Tuesday 16 July 2019

EU presses May to work with Corbyn on Brexit

Internal struggle: UK Prime Minister Theresa May at Downing Street yesterday as she gears up for another big week for her Brexit deal. Photo: Reuters
Internal struggle: UK Prime Minister Theresa May at Downing Street yesterday as she gears up for another big week for her Brexit deal. Photo: Reuters

Laura Larkin and Ralph Riegel

British Prime Minister Theresa May will update parliament today on her progress with Brussels, as the EU moved to press her to work with Labour Party leader Jeremy Corbyn.

Mr Corbyn's terms for supporting Brexit include a customs union with the EU, something Mrs May has ruled out.

EU chief negotiator Michel Barnier described the Labour proposals as "interesting" last night, warning that time was "extremely short" to ratify a deal.

With just 45 days to go to Brexit, nine Government departments will today update Cabinet on their work on the so-called omnibus bill to prepare Ireland for a no-deal Brexit. The legislation will be published on Friday, as various ministers meet with Oireachtas committees to discuss their sections of the unprecedented bill.

In London, there are plans for Mrs May and Mr Corbyn to meet again to discuss a path forward amid growing Tory concern that any ground ceded to the party will be detrimental to the Conservative Party.

Tánaiste Simon Coveney met with Labour's Brexit spokesman Keir Starmer in Dublin last night, but insisted it would not be helpful for Ireland to interfere in internal British politics.

"What we want to see are the two large parties in Westminster working together to find a way of getting consensus and a strong majority to provide so many people with certainty around Brexit," he said.

"But that is a matter for Westminster as a parliament and for Theresa May as a prime minister.

"She has to manage the politics of Brexit. We are at a ratification process of a deal done last November - it is a deal that Ireland and the EU signed up to and that the British government also signed up to."

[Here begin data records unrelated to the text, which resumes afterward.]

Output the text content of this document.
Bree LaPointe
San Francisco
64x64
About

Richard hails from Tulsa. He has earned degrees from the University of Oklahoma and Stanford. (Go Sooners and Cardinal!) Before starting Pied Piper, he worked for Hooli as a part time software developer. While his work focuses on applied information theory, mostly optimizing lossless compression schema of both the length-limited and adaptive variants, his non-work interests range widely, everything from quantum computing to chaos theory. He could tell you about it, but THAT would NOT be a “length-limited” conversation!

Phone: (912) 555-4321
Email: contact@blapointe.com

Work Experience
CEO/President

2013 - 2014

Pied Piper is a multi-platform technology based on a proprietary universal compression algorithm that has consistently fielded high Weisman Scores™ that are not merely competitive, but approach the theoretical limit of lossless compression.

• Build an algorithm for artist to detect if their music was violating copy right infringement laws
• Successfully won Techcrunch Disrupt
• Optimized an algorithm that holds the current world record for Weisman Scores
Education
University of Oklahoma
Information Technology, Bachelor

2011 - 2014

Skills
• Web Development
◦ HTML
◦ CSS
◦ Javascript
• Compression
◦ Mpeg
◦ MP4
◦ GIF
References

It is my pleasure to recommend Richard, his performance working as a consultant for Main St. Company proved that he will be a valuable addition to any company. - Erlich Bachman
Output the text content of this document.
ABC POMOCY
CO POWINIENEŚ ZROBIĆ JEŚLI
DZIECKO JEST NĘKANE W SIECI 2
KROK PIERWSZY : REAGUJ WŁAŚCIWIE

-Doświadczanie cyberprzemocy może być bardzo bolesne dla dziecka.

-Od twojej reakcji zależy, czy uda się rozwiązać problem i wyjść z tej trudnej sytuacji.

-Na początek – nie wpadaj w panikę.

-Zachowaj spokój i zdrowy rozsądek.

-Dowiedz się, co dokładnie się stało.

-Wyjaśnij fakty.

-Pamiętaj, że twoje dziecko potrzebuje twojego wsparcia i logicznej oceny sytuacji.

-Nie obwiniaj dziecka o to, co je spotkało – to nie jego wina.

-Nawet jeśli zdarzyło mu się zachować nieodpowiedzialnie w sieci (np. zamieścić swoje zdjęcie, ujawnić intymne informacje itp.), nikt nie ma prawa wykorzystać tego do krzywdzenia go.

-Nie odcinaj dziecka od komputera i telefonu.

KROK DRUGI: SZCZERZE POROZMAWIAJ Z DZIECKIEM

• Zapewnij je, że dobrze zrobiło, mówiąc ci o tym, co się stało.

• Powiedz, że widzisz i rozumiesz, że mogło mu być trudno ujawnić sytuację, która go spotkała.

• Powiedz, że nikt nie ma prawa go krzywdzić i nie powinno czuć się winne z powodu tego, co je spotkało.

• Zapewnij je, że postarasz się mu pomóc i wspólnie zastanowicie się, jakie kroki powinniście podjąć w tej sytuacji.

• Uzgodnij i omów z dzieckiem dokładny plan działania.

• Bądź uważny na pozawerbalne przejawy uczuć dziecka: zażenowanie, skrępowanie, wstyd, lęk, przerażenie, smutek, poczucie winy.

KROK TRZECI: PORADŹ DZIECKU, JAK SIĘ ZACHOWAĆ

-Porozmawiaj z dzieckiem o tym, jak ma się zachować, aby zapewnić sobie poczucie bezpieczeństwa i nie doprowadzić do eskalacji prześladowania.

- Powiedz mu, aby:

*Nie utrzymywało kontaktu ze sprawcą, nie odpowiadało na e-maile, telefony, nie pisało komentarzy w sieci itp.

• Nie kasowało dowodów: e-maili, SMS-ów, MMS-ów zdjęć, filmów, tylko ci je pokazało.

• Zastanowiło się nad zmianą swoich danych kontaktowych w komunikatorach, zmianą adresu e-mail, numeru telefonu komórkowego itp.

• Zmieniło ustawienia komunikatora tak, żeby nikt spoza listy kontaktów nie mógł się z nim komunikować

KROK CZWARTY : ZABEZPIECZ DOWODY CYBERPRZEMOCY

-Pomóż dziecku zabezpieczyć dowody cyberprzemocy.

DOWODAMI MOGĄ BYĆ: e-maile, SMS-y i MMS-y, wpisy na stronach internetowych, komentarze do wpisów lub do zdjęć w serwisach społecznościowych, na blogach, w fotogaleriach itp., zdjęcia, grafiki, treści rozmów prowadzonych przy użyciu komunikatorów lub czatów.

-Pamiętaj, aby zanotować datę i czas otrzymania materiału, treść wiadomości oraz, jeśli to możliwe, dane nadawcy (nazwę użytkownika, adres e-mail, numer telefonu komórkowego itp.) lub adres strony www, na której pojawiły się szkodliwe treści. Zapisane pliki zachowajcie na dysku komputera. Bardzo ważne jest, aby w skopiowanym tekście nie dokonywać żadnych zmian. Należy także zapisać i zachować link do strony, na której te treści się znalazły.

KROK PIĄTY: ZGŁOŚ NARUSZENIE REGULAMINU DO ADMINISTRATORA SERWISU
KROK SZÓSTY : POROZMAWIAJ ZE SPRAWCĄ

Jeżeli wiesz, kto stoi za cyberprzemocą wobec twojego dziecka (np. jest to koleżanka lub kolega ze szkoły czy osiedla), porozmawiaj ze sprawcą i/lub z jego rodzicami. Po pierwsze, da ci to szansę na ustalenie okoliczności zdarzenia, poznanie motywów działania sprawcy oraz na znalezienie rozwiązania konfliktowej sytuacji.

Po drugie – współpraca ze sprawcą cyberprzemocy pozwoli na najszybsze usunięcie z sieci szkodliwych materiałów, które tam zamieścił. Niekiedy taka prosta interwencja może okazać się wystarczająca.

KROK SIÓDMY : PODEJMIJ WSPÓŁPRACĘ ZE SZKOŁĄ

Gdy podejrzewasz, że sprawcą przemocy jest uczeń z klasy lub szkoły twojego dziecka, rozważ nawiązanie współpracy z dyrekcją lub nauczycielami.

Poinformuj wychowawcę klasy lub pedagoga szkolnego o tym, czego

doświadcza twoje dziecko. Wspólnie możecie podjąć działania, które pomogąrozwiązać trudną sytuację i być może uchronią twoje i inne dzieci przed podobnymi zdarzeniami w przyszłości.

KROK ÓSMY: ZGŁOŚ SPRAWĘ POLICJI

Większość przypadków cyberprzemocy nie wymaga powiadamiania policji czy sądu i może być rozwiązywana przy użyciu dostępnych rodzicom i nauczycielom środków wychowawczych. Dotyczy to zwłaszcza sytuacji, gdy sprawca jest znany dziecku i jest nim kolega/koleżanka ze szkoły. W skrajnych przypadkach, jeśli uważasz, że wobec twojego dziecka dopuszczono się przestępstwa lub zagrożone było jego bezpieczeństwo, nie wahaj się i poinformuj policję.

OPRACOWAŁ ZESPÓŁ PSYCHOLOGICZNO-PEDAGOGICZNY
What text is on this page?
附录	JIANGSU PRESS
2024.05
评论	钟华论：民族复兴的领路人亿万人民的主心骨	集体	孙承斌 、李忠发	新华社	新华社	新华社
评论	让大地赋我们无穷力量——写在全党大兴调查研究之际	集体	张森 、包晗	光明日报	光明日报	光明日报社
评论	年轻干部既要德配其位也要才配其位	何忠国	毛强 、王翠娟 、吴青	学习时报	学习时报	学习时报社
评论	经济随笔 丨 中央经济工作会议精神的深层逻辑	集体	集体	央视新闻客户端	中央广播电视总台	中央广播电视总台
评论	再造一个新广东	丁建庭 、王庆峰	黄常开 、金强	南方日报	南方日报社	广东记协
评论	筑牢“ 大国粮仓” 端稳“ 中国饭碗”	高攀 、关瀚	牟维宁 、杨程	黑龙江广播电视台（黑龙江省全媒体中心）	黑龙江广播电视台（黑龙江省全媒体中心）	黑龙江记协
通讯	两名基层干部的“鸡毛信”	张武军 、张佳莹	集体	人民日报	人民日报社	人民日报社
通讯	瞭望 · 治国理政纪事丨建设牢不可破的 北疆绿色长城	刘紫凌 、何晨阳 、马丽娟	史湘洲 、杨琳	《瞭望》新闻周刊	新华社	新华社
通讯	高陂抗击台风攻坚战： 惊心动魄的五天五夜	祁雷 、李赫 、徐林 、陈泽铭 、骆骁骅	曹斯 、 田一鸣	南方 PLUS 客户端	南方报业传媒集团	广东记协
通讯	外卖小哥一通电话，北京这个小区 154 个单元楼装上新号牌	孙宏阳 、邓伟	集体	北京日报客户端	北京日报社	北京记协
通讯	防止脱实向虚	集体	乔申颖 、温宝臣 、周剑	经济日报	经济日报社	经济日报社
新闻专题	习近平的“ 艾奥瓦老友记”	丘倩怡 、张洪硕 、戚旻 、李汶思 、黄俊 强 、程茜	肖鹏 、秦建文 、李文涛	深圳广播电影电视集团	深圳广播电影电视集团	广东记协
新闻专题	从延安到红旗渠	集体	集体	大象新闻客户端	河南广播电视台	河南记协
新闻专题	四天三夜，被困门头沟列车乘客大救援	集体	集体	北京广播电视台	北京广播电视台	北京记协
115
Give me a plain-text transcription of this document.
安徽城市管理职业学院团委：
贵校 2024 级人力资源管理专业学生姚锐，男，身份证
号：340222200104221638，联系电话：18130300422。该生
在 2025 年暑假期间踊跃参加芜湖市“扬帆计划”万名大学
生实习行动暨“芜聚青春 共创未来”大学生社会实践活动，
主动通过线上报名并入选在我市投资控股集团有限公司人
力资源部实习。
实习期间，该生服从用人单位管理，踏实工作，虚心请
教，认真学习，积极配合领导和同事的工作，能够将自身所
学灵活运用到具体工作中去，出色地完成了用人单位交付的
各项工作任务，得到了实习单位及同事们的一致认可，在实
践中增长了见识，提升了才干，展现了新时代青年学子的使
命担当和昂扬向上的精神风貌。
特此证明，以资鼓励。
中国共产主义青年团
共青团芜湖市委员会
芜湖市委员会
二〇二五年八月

But the backstop remains the crucial issue for Mrs May, who found cold comfort in Brussels on the idea of changing the terms of the insurance policy against the Irish Border.

Negotiations continue to find a way to break the impasse, but Brussels has repeatedly ruled out re-negotiating the terms of the Withdrawal Agreement.

The Alternative Arrangements Working Group in the House of Commons - a group of MPs who are seeking a means of replacing the troublesome elements of the backstop - met with UK Brexit Secretary Stephen Barclay yesterday before he travelled to Brussels.

DUP deputy leader Nigel Dodds said: "Whilst the focus will return to Brexit in parliament this week, the backstop remains the central problem and it must be dealt with.

"The prime minister has committed to securing legally binding changes to the Withdrawal Agreement. Those changes will be required for parliament to support any deal."

He said if the political will is there a deal can be reached in the coming weeks.

"The alternative is to cling to an unacceptable backstop which actually increases the chances of an outcome it was supposedly designed to prevent. It can make no sense for anyone to continue pursuing such a perverse policy," he said.

Former foreign secretary Boris Johnson has appeared to soften his stance on the backstop, signalling that a time-limit or an exit mechanism would convince him to support Mrs May's deal.

The leading Brexiteer's shift in position will be welcome for the internal battle facing Mrs May to unite her party around Brexit, but the solutions being touted by him will not pass muster with the EU.

Meanwhile, former Taoiseach Bertie Ahern will appear before the House of Commons Committee on Exiting the EU tomorrow, a day before MPs debate Brexit again before the latest a series of votes.